(just a reminder that i am making myself the subject of this experiment. i therefore speak as a fictional character, the subject “elizabeth.” and also, i am reporting all this as the scientist in the white coat, Dr.T.)
What did I do?
Scrambled for connection and validation
Was constantly guessing…
is this love or is this hate?
Is he nice or mean?
Seduced and begged
Tried to make myself perfect
Leaned too much on my looks
Conformed and then alternately rebelled
Made him mad to get negative attention
Became addicted to attention
Took love however and wherever I could find it
was scared all the time
couldn’t (didn’t) trust the people who claimed to love me
Got so hooked on rejection/seduction/completion cycle that I didn’t care about other people or their feelings
Decided to stop loving him
NOTE: I wanted him to love me… what is that?
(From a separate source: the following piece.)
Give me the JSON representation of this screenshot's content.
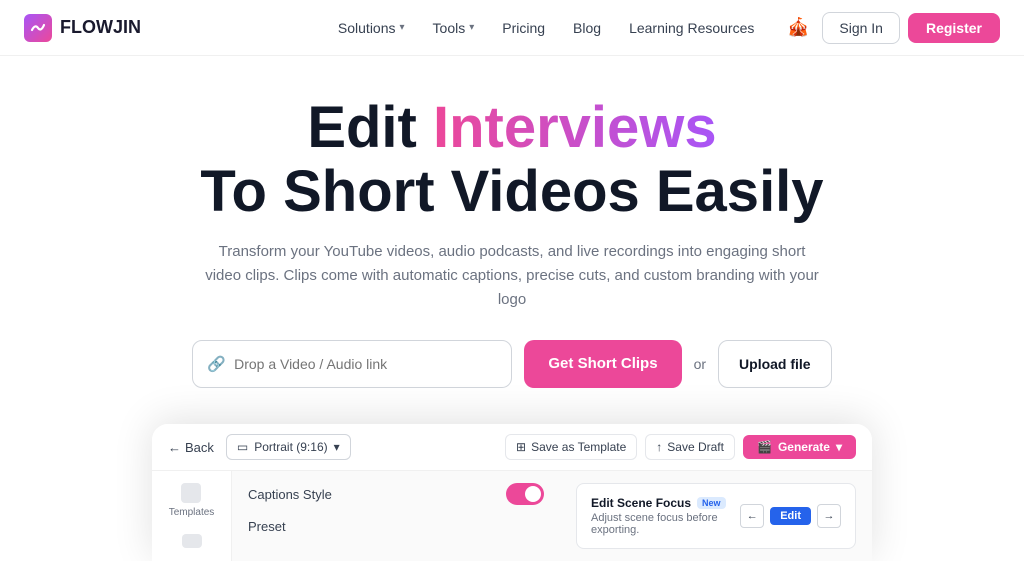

The wanting someone to love you— sometimes the wanting love becomes the relational experience, rather than the giving and receiving love
why does this matter? we’re on the road to find out.
for your consideration: the person who is being not-loved and is still giving love to the not-loving love object
i.e. a person who is pouring love into a bottomless pit
false beliefs in the mix: my inner world is unreliable, i can’t trust myself, i can’t trust love
MORE FALSE BELIEFS:
“Even further back into the past, the ancient Greek physicians thought that female hysteria resulted from the movement of the womb (Greek hystera uterus or womb, whence the name), which during an attack of hysteria rose from the lower abdomen into the throat. Expressed in Plato’s Timaeus: ‘The womb is an animal which longs to generate children. When it remains barren too long after puberty, it is distressed and sorely disturbed, and straying in the body and cutting off passages of breath, it impedes respiration and brings the sufferer into the extremist anguish and provokes all manner of diseases beside.”
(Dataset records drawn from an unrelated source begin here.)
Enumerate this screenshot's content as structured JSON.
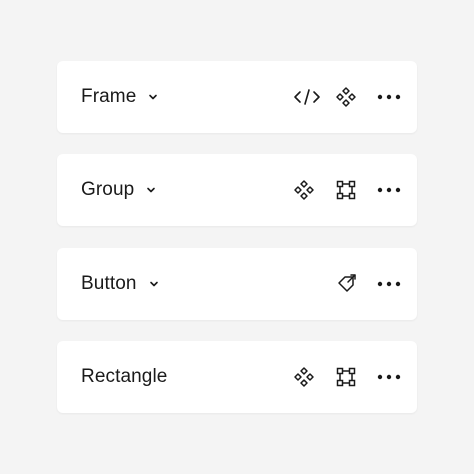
{
  "cards": [
    {
      "title": "Frame",
      "has_caret": true,
      "actions": [
        "code-icon",
        "component-icon",
        "more-icon"
      ]
    },
    {
      "title": "Group",
      "has_caret": true,
      "actions": [
        "component-icon",
        "frame-selection-icon",
        "more-icon"
      ]
    },
    {
      "title": "Button",
      "has_caret": true,
      "actions": [
        "detach-instance-icon",
        "more-icon"
      ]
    },
    {
      "title": "Rectangle",
      "has_caret": false,
      "actions": [
        "component-icon",
        "frame-selection-icon",
        "more-icon"
      ]
    }
  ],
  "colors": {
    "background": "#f4f4f4",
    "card": "#ffffff",
    "text": "#1a1a1a",
    "icon": "#1a1a1a"
  }
}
“The Greeks also thought that the ‘animal’ womb was sensitive to aromatic smells. Aretaeus of Cappadocia, a Greek physician, who lived in Rome in the latter half of the 2nd century stated: ‘It delights also, in fragrant smells and advances towards them; and it has an aversion to fetid smells, and flees from them, and, on the whole, the womb is like an animal within an animal.’ Thus by applying pungent smelling salts at the nose the womb would be driven back to its rightful place in the lower abdomen and no longer impede breathing.